Поэт и прозаик, естественно, оделся как полагается, повязал галстук и захватил с собой заветные лыжи. Не мог он уже в Москве без лыж, особенно когда дело касалось искусства. Автандила Архимедовича ожидал сюрприз: Иван Иваныч преподнёс ему маленький подарок – свои ранние работы из пластилина. В детстве будущий писатель увлекался лепкой фигур животных и людей, мечтая стать скульптором. Цинандали, цокая языком, не без удовольствия разглядывал эти миниатюры и улыбался: в них угадывалась рука художника, который в будущем займётся лепкой потрясающих характеров и образов на страницах своих книг.
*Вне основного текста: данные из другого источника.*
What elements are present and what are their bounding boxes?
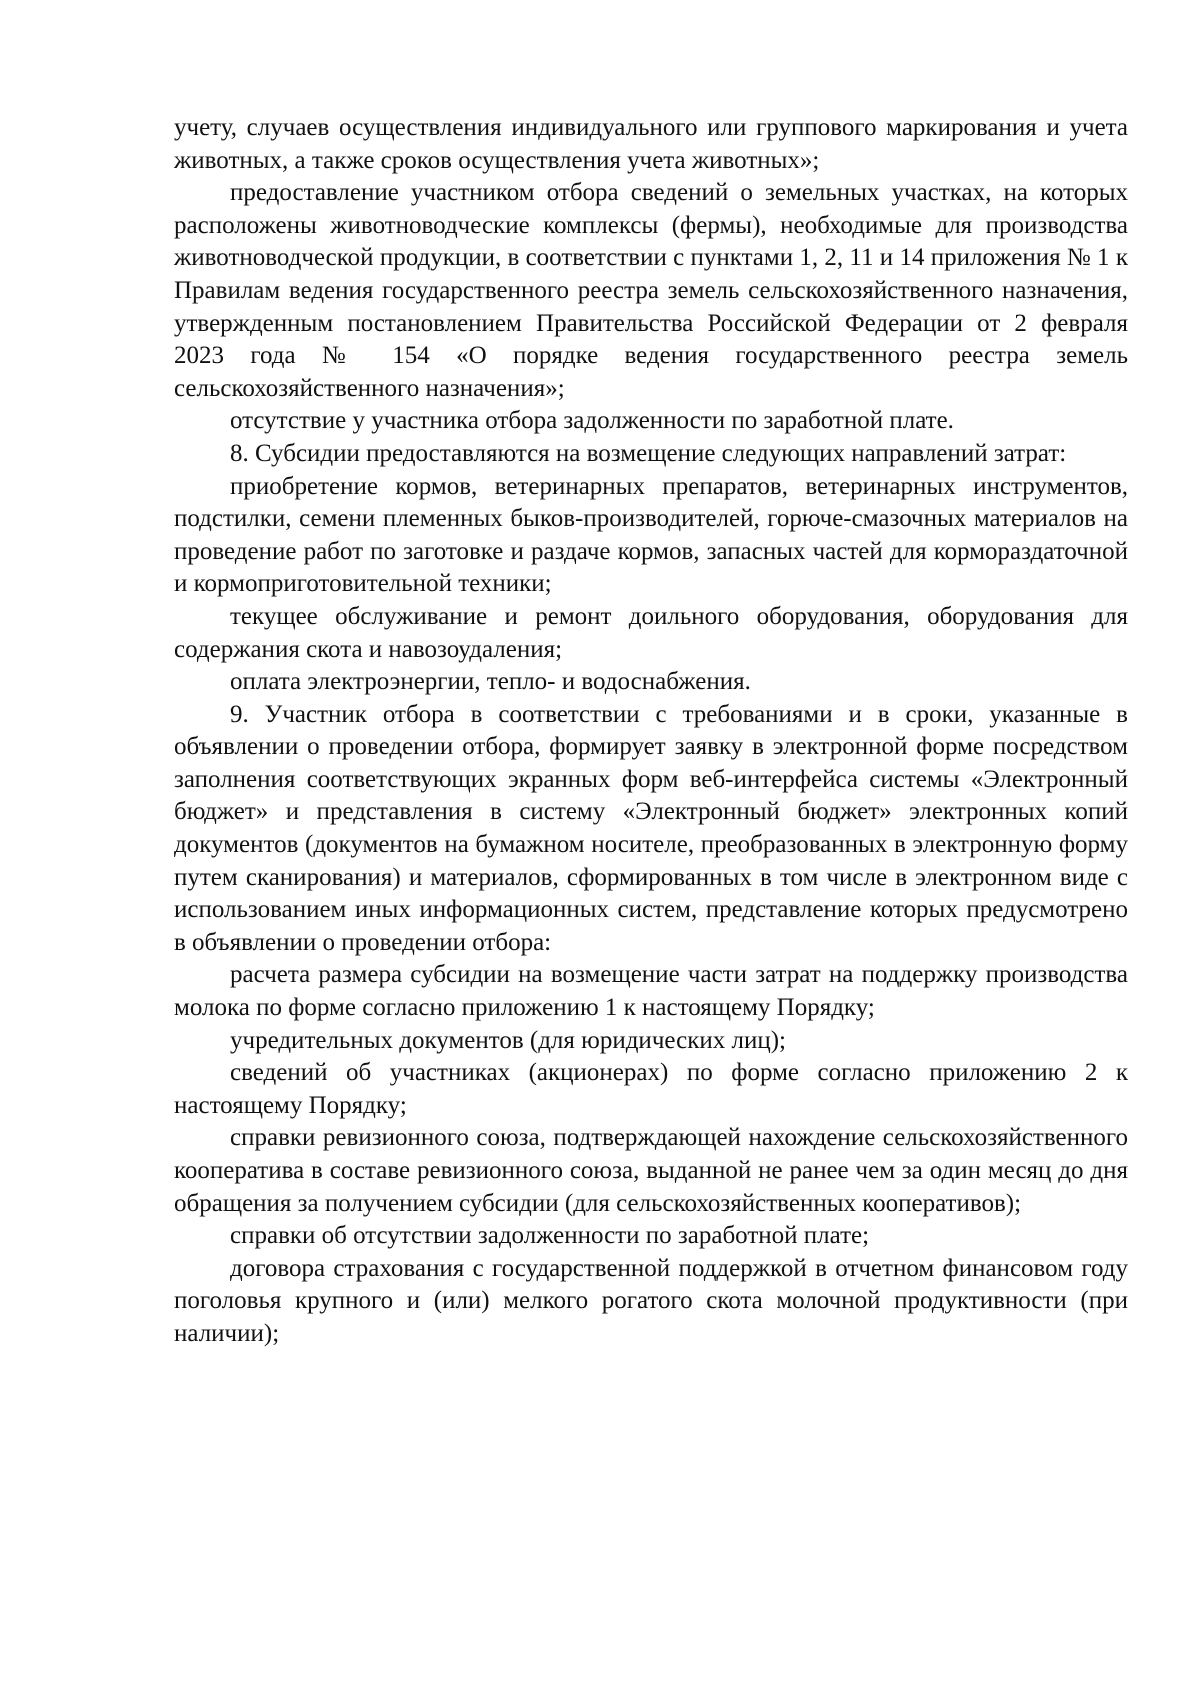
paragraph-maintenance: текущее обслуживание и ремонт доильного оборудования, оборудования для содержания скота и навозоудаления; bbox=[174, 602, 1128, 663]
paragraph-wage-debt-certificate: справки об отсутствии задолженности по заработной плате; bbox=[230, 1222, 870, 1250]
paragraph-founding-documents: учредительных документов (для юридических лиц); bbox=[230, 1026, 786, 1054]
paragraph-item-9: 9. Участник отбора в соответствии с требованиями и в сроки, указанные в объявлении о проведении отбора, формирует заявку в электронной форме посредством заполнения соответствующих экранных форм веб-интерфейса системы «Электронный бюджет» и представления в систему «Электронный бюджет» электронных копий документов (документов на бумажном носителе, преобразованных в электронную форму путем сканирования) и материалов, сформированных в том числе в электронном виде с использованием иных информационных систем, представление которых предусмотрено в объявлении о проведении отбора: bbox=[174, 700, 1128, 956]
paragraph-audit-union: справки ревизионного союза, подтверждающей нахождение сельскохозяйственного кооператива в составе ревизионного союза, выданной не ранее чем за один месяц до дня обращения за получением субсидии (для сельскохозяйственных кооперативов); bbox=[174, 1124, 1128, 1217]
paragraph-insurance-contract: договора страхования с государственной поддержкой в отчетном финансовом году поголовья крупного и (или) мелкого рогатого скота молочной продуктивности (при наличии); bbox=[174, 1254, 1128, 1347]
paragraph-utilities: оплата электроэнергии, тепло- и водоснабжения. bbox=[230, 668, 751, 696]
paragraph-no-wage-debt: отсутствие у участника отбора задолженности по заработной плате. bbox=[230, 407, 954, 435]
paragraph-item-8: 8. Субсидии предоставляются на возмещение следующих направлений затрат: bbox=[230, 439, 1067, 467]
paragraph-shareholders: сведений об участниках (акционерах) по форме согласно приложению 2 к настоящему Порядку; bbox=[174, 1059, 1128, 1119]
paragraph-land-info: предоставление участником отбора сведений о земельных участках, на которых расположены животноводческие комплексы (фермы), необходимые для производства животноводческой продукции, в соответствии с пунктами 1, 2, 11 и 14 приложения № 1 к Правилам ведения государственного реестра земель сельскохозяйственного назначения, утвержденным постановлением Правительства Российской Федерации от 2 февраля 2023 года № 154 «О порядке ведения государственного реестра земель сельскохозяйственного назначения»; bbox=[174, 179, 1128, 402]
document-body bbox=[174, 112, 1128, 1351]
paragraph-continuation: учету, случаев осуществления индивидуального или группового маркирования и учета животных, а также сроков осуществления учета животных»; bbox=[174, 114, 1128, 174]
paragraph-subsidy-calculation: расчета размера субсидии на возмещение части затрат на поддержку производства молока по форме согласно приложению 1 к настоящему Порядку; bbox=[174, 961, 1128, 1022]
paragraph-feed-purchase: приобретение кормов, ветеринарных препаратов, ветеринарных инструментов, подстилки, семени племенных быков-производителей, горюче-смазочных материалов на проведение работ по заготовке и раздаче кормов, запасных частей для кормораздаточной и кормоприготовительной техники; bbox=[174, 472, 1128, 598]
Автандил Архимедович замыслил создать гигантскую композицию «Лыжи в алмазах Ивана Бухвостова». Само собой, речь шла о бронзовой статуе нашего писателя, продвигающегося по лыжне навстречу своему великому будущему. Читая роман, Цинандали был поражён нравственным кредо его лирического героя, председателя колхоза Мирона Бурмистрова, который, в решающую минуту духовных и житейских потрясений во время провала перестройки, жизнеутверждающе говорит своей верной третьей жене и соратнице: «Любимая, мы с тобой ещё увидим лыжи в алмазах!» Скульптор, разумеется, без особого труда догадался, что прототипом председателя является сам автор, с его такой захватывающей воображение трудовой биографией. И потому он решил изваять фигуру Иван Иваныча в момент крайнего душевного и физического напряжения, без которого немыслим настоящий подвиг. Отлитый в бронзе памятник, высотой превосходящий небоскрёбы «Москва-Сити», предполагалось установить в пригороде столицы близ писательского посёлка Переделкино, где к тому времени в просторных коттеджах проживали и сам Автандил Цинандали, и Иван Иваныч, и его преданный друг Стас Мормышкин. Однако, к полной неожиданности для всех, установке монумента воспротивился соседний с Переделкиным аэропорт Внуково – на том основании, что самолёты, подлетая в ночное время к взлётно-посадочной полосе, могут задеть крыльями или же фюзеляжем гордо закинутые в небеса бронзовую голову писателя и десницу с лыжной палкой. Цинандали тут же обратился с тревожной телеграммой в Администрацию президента. Она была озаглавлена известной поэтической строкой: «Не трожьте музыку руками!» Цинандали горячо писал: «Не пойму! Что, в конце концов, происходит? У внуковских лётчиков ослабело зрение? Или они разучились маневрировать? Тогда мы вмонтируем в голову памятника опознавательные огни. Она будет как маяк. Чтобы лайнеры, не дай господь, не повредили мою скульптуру!» К разочарованию любителей искусства, тяжба с аэропортом подзатянулась. Но поклонники таланта Цинандали настойчиво писали о том, что народ имеет полное право воочию насладиться новым шедевром гениального ваятеля. Засыпали письмами протеста различные инстанции, добиваясь установки величавого монумента. «Нет, уж кто-кто, а Цинандали не отступит, – говорили они, – разум победит». И верили: открытие памятника не за горами, тем более что в Одинцовском районе никаких гор нет и в помине.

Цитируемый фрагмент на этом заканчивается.